B&M had initially planned to move into ecommerce at the start of last year, in the same way its value rival Poundland did last summer. But plans were halted as it doubled down on stores. However in March, the retailer hired The Range’s chief digital & omnichannel officer Jens Sorensen as its new digital director. The appointment comes as B&M plans to push into ecommerce to sell higher margin items.
B&M are also taking a similar strategy as Iceland, where they are agreeing exclusive rights with manufacturers to stock their products over a given time to drive customers into its stores. Mars in collaboration with Burton’s Biscuits have launched a new Milky Way biscuit available only at B&M stores.
Allbirds, the B-corp shoe brand, recently opened its 30th store worldwide in Atlanta. In October 2020, it revealed it had raised £76m to fund its physical store estate expansion. The business has just branched out into activewear for running and is preparing to list on the New York Stock Exchange. It currently has two stores in the UK: London’s Covent Garden and Marylebone.
The company has continued to invest in high street stores after it found there was still a strong consumer demand for a physical retail experience, especially when it comes to purchasing shoes. Its stores aim to educate shoppers about shoes and socks, offering a tactile experience so that customers can touch, feel and engage with materials and learn where they came from. Allbirds hired a director of campaigns and storytelling in March.
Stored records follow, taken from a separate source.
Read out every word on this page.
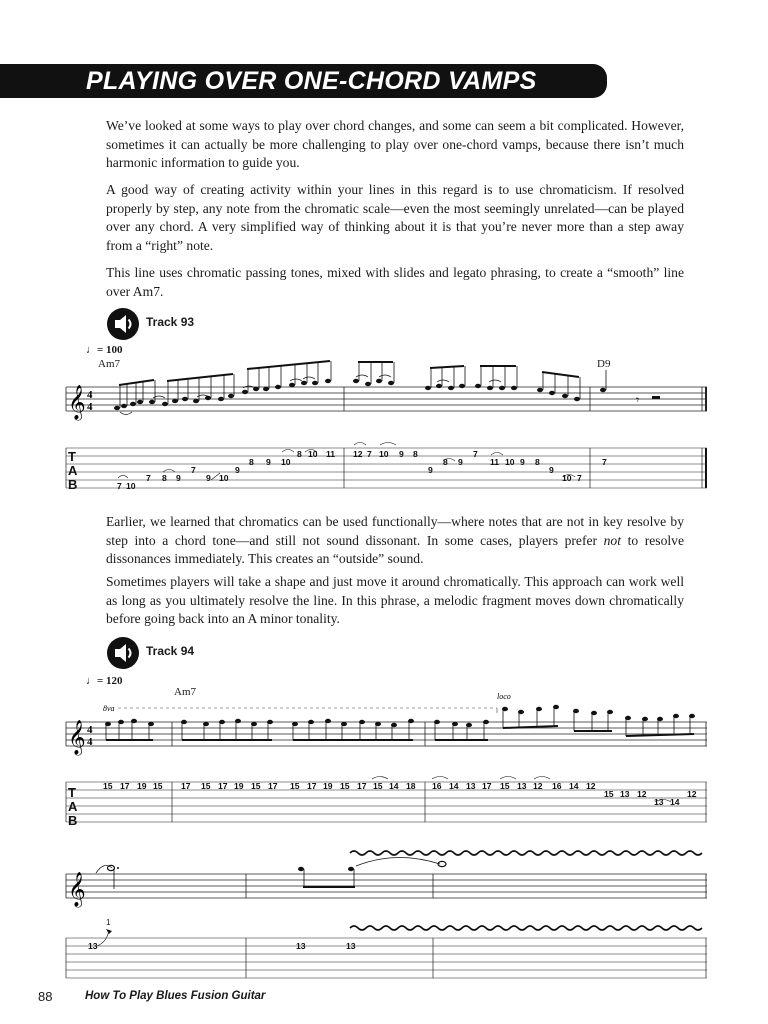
PLAYING OVER ONE-CHORD VAMPS

We’ve looked at some ways to play over chord changes, and some can seem a bit complicated. However, sometimes it can actually be more challenging to play over one-chord vamps, because there isn’t much harmonic information to guide you.

A good way of creating activity within your lines in this regard is to use chromaticism. If resolved properly by step, any note from the chromatic scale—even the most seemingly unrelated—can be played over any chord. A very simplified way of thinking about it is that you’re never more than a step away from a “right” note.

This line uses chromatic passing tones, mixed with slides and legato phrasing, to create a “smooth” line over Am7.

Track 93
♩= 100
Am7	D9
𝄞 4
4	𝄾
T
A
B	7 10
7 8 9
7
9 10
9
8 9 10
8 10 11 12 7 10 9 8
9
8 9
7
11 10 9 8
9
10 7
7

Earlier, we learned that chromatics can be used functionally—where notes that are not in key resolve by step into a chord tone—and still not sound dissonant. In some cases, players prefer not to resolve dissonances immediately. This creates an “outside” sound.

Sometimes players will take a shape and just move it around chromatically. This approach can work well as long as you ultimately resolve the line. In this phrase, a melodic fragment moves down chromatically before going back into an A minor tonality.

Track 94
♩= 120
Am7
8va
loco
𝄞 4
4
T
A
B
15 17 19 15 17 15 17 19 15 17 15 17 19 15 17 15 14 18 16 14 13 17 15 13 12 16 14 12
15 13 12
13 14
12
𝄞
1
13	13	13
88	How To Play Blues Fusion Guitar
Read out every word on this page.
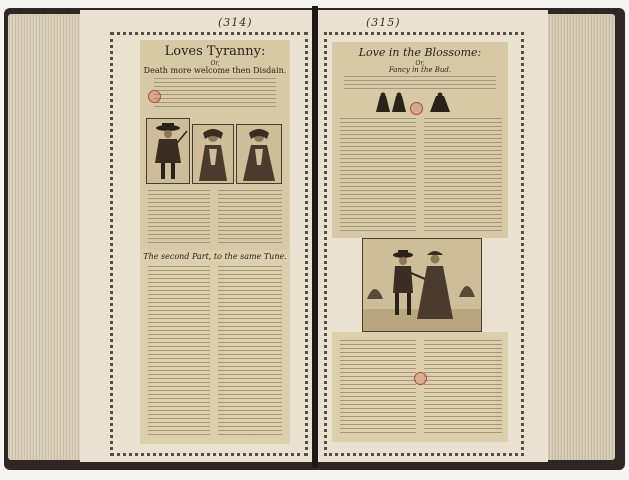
(314)
Loves Tyranny:
Or,
Death more welcome then Disdain.
The second Part, to the same Tune.
(315)
Love in the Blossome:
Or,
Fancy in the Bud.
The sandwich chain is planning to open 100 new stores over the next three years, creating 2,000 new jobs. The new shops will reportedly be drive-thru shops located outside of London, on high streets. The food-to-go retailer is also trialling a ‘shop-within-shop’ format in Tesco stores and shops at petrol forecourts in partnership with Motor Fuel Group. It has also introduced a new monthly subscription service to boost customer loyalty, offering a number of daily drinks plus added extras for a cheaper price that individual purchases. VCCP was hired as Pret’s global integrated creative agency in May.